Da una parte infatti, adoperando tale linguaggio costituito da forme ripetitive, ci mostra come la geometria per prima sia fatta di forme finite e determinate, e appaia così come uno spazio di costrizione che limita le nostre possibilità espressive. «Lavorando a questo progetto per un paio d’anni» – afferma l’artista in un’intervista con Giancarlo Politi nel 1990 – «cominciai a sentirlo come un modo piuttosto sintetico per esprimere lo spazio della nostra cultura». Ma dall’altra vi è un superamento di questo, e un’apertura a campi di possibilità inediti. «Avendo cominciato a guardare alla geometria in termini di restrizione o segmentazione, il passo successivo è stato il controllo del movimento in questo spazio e i modelli di connessione che esistevano tra questi spazi isolati». Allo stesso modo allora in cui i bambini, dopo aver imparato a tracciare la struttura base della casa, aggiungono pian piano nuovi elementi, come finestre e camini, Halley nella sua evoluzione artistica inserisce fili, condotti, ciminiere.

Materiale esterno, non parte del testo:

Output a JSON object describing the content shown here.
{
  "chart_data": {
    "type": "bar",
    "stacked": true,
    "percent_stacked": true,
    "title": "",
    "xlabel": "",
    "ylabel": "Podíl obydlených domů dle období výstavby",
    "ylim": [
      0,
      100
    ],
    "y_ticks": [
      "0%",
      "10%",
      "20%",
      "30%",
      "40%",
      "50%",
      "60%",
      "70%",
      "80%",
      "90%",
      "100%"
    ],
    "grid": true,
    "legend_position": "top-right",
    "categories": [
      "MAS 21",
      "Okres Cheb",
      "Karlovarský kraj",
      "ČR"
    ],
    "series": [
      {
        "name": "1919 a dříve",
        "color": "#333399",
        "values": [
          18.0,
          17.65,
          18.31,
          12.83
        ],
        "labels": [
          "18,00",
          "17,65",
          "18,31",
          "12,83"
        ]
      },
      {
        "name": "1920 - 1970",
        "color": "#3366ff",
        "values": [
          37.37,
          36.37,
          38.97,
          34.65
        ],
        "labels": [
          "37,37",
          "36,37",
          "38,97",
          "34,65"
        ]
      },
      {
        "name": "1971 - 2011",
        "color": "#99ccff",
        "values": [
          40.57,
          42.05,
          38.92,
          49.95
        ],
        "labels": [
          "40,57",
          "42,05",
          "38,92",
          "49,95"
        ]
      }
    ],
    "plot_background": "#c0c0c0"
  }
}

Immagina quindi connessioni, ponti di linee a formare altrettanti incroci, e collegando i quadrati tra loro trasforma le sue Prison & Cell in Prison & Cell with Smokestack & Conduit.
Il lavoro di Halley ci costringe in questo modo non solo a fissare dei muri, ma ad allenare lo sguardo per intravedere gli spazi e le fessure che si aprono tra i quadrati, nel mezzo, come vie di fuga o di evasione. Ci invita a osservare lo Zwischenraum, lo spazio compreso tra quelle prigioni colorate. Ciascuna con la propria atmosfera, porta con sé la possibilità di essere vissuta in modo unico e diverso, illuminando così un piccolo spazio di libertà. E di espressione.
«Lo spazio che mi interessa è lo spazio umano, lo spazio che gli esseri umani si costruiscono». Anche se troppo spesso ci dimentichiamo di considerarlo tale, Halley sembra ricordarci metaforicamente che spazio umano è allora anche quello ristretto, di quel nome comune: casa. Lo spazio delle case circondariali e delle case di reclusione.
Riferimenti bibliografici
A. Del Puppo, L’arte contemporanea. Il secondo Novecento, Torino 2013.
M. Foucault, Sorvegliare e punire. Nascita della prigione, Torino 2014.
P. Halley: Paintings of the 1980s The Catalogue Raisonne, catalogo della mostra, Ginevra 2019.
Giancarlo Politi (intervista di), Peter Halley, Flash Art, N. 150, January – February 1990.
G. Simmel, Ponte e porta. Saggi di estetica, Bologna 2011.